Cependant, là-bas au milieu des morts, l'un d'eux dépassait les autres de la tête et des épaules. Littéralement. Un géant qui se frayait un chemin vers la ligne des momies. Il écartait les autres goules en les tapant comme si c'étaient des mouches tandis qu'il s'approchait. Les momies pourraient– elles résister à son assaut, la question restait entière.
Assez… Je n'avais plus le temps de me préoccuper de cela. Cette ligne tiendrait. Elle devait tenir. Je me retournai et vis distinctement l'hélicoptère tandis qu'il entamait sa descente. En l'occurrence, la tache jaune était un car scolaire attaché sous le ventre du Chinook par trois câbles d'acier. Kreutzer déposa le car doucement – bon, il oscilla énormément comme ses pneus éclataient un par un, mais au moins il ne se retourna pas – puis il se posa huit mètres plus loin sur la droite, les câbles traînant sur le sol.
Il actionna la rampe d'accès à l'arrière de l'hélicoptère et les vivants s'engouffrèrent à l'intérieur. Marisol leur criait de rester en bon ordre et de respecter la file d'attente.
— Les femmes et les enfants d'abord ! criait-elle, et on ne pousse pas, bordel de merde !
D'autres personnes grimpèrent dans le car par la porte de secours à l'arrière. La file des survivants qui attendaient de trouver un siège semblait sans fin, mais, sans vraiment réfléchir à ce que je faisais, je me surpris à faire avancer les derniers et j'appelai Marisol pour savoir si elle avait fait le décompte.
— Ils sont tous là ! me cria-t-elle en réponse au-dessus du vacarme de l'hélicoptère. Jusqu'au dernier !
(Plus tard je demandai à Kreutzer comment il avait su où aller pour trouver le car, comment il avait su qu'il n'y aurait pas assez de place dans l'hélicoptère pour tout le monde.
— Je dirigeais ces putains de systèmes pour les garde-côtes, vous avez oublié ? déclara-t-il, comme si cela expliquait tout. Les techniques de l'informatique. Nous sommes très forts en maths !
Il avait calculé combien de personnes pouvaient tenir dans un Chinook vide et avait conclu que nous ne pourrions pas les prendre toutes. Ce type ne m'avait jamais plu, mais je dois avouer que c'était très bien pensé de sa part.)

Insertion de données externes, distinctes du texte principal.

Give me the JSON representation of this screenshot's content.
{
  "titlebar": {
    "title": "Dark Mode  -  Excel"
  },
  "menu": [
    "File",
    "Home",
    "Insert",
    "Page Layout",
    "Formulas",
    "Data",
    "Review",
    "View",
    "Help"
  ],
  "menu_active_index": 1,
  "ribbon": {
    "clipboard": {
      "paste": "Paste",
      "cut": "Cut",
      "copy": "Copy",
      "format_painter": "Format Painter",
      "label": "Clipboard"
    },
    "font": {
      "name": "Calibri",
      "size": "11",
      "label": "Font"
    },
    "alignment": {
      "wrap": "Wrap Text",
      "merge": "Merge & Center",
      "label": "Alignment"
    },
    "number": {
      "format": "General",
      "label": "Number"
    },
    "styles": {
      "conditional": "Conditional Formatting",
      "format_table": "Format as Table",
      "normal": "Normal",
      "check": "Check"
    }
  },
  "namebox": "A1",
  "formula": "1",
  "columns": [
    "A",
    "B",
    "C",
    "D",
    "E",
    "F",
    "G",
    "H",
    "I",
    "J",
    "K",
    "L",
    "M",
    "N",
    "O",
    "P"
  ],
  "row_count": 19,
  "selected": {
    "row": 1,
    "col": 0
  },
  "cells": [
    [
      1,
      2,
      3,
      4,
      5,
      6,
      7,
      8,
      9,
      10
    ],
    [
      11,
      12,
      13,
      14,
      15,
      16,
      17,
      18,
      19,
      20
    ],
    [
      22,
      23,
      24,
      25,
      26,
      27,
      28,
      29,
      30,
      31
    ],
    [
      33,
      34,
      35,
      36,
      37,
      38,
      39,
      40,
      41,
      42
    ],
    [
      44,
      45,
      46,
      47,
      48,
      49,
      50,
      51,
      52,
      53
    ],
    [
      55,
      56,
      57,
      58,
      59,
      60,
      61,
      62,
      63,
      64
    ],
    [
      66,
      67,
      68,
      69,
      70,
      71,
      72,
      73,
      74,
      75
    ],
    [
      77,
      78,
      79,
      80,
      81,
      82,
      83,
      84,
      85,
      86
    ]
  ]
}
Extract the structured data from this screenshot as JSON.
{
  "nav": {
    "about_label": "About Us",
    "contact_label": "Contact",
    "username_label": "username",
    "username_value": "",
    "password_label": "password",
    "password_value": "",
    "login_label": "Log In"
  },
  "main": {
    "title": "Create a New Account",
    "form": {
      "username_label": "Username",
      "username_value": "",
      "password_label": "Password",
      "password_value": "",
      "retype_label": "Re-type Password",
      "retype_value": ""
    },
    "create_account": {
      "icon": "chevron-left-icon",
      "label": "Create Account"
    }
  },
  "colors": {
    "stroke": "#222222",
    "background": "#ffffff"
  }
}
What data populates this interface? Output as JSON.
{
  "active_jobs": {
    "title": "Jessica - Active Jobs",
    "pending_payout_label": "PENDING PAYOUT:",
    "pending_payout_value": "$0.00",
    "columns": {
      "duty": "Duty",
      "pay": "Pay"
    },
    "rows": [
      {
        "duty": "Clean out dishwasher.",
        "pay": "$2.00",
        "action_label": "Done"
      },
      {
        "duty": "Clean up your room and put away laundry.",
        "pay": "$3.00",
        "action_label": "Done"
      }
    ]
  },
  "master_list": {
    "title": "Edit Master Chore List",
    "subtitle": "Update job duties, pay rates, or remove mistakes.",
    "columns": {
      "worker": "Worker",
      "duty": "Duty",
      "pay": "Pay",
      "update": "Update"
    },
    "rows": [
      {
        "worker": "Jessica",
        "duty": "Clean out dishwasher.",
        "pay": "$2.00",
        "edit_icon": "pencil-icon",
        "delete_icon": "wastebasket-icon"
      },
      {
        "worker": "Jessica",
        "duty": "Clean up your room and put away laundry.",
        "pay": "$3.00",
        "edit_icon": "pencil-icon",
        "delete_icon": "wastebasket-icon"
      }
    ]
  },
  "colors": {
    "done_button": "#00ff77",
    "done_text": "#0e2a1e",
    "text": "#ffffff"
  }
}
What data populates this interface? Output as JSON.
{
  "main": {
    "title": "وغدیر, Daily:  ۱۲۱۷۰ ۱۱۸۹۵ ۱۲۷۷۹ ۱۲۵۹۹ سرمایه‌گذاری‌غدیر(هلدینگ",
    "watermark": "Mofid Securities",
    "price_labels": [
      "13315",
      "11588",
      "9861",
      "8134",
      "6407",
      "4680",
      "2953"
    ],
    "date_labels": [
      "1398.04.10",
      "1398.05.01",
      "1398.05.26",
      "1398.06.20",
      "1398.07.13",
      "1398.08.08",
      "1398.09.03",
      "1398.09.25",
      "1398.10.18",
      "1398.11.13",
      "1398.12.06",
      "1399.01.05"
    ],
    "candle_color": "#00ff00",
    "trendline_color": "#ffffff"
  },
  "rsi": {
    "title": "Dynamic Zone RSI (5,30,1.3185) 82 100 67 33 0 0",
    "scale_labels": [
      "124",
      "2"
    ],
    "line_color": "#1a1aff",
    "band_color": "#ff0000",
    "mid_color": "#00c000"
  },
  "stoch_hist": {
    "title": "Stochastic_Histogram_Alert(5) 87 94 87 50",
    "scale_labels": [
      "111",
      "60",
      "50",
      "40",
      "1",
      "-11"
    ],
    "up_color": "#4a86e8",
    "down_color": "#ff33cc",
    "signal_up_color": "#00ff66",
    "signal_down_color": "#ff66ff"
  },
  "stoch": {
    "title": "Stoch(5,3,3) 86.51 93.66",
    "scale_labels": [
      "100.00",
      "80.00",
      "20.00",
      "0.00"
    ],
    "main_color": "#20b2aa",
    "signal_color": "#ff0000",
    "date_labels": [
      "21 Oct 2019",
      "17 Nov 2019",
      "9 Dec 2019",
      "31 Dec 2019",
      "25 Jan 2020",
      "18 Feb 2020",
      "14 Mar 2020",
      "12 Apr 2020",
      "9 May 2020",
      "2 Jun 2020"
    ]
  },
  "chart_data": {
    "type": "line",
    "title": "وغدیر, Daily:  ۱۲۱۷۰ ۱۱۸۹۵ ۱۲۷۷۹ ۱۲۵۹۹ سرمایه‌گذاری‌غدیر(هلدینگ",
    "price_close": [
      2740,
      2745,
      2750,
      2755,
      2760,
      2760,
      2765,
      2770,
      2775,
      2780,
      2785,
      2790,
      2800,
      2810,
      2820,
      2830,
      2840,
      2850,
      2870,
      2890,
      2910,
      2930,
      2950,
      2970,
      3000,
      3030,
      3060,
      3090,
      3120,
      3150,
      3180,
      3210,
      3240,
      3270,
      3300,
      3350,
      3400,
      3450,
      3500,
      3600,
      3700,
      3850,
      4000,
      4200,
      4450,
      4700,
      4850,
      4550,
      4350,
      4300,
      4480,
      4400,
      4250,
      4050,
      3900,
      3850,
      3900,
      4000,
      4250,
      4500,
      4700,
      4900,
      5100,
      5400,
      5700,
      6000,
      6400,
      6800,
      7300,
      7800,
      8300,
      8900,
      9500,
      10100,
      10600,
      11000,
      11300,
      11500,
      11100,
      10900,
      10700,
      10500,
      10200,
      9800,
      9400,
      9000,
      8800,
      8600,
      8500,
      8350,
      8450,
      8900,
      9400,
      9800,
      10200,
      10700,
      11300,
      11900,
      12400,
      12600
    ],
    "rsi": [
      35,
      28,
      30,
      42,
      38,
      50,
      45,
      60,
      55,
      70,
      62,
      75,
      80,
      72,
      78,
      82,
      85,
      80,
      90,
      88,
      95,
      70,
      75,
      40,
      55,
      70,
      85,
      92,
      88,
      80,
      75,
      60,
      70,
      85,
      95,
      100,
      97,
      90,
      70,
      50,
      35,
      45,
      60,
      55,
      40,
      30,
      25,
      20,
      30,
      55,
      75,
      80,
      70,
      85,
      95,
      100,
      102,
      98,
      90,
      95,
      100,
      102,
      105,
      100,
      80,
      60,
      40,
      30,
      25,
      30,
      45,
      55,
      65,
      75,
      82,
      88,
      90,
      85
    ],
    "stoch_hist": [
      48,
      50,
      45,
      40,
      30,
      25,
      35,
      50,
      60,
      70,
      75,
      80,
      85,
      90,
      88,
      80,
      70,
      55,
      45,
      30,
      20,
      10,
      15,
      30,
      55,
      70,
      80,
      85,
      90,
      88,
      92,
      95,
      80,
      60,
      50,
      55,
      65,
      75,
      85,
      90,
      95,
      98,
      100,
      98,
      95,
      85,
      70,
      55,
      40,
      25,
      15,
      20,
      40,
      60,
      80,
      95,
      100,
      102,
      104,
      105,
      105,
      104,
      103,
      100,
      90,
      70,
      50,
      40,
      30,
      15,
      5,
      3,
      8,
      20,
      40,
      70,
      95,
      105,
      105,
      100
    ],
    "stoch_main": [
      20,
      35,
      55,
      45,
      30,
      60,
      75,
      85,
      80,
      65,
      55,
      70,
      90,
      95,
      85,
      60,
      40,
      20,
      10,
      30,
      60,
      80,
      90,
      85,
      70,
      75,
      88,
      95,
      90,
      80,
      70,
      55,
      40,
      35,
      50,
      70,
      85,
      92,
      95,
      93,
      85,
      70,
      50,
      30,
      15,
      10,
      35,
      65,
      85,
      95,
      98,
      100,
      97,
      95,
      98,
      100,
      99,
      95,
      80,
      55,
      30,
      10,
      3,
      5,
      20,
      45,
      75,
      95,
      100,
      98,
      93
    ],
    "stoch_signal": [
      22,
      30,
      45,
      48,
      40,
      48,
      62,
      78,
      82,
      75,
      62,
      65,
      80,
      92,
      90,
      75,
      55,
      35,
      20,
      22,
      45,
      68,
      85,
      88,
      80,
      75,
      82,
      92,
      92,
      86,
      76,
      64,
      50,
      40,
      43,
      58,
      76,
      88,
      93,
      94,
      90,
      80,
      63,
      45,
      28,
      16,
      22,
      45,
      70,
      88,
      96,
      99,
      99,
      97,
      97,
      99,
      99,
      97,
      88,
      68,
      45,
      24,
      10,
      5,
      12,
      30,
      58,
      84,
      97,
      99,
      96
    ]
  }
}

J'observai Marisol grimper à l'arrière de l'hélicoptère, puis je montai dans le car, en utilisant l'entrée à l'avant. J'avais tout juste la place de me tenir sur les marches. Un couple de survivants très aimables proposa de me laisser leur espace dans le couloir central mais je refusai. Tandis que le car était soulevé en l'air, sa carcasse métallique craqua de façon inquiétante et sa suspension se détacha et tomba en morceaux comme si le plancher allait céder d un instant à l'autre, mais je voulais être à même de regarder au-dehors.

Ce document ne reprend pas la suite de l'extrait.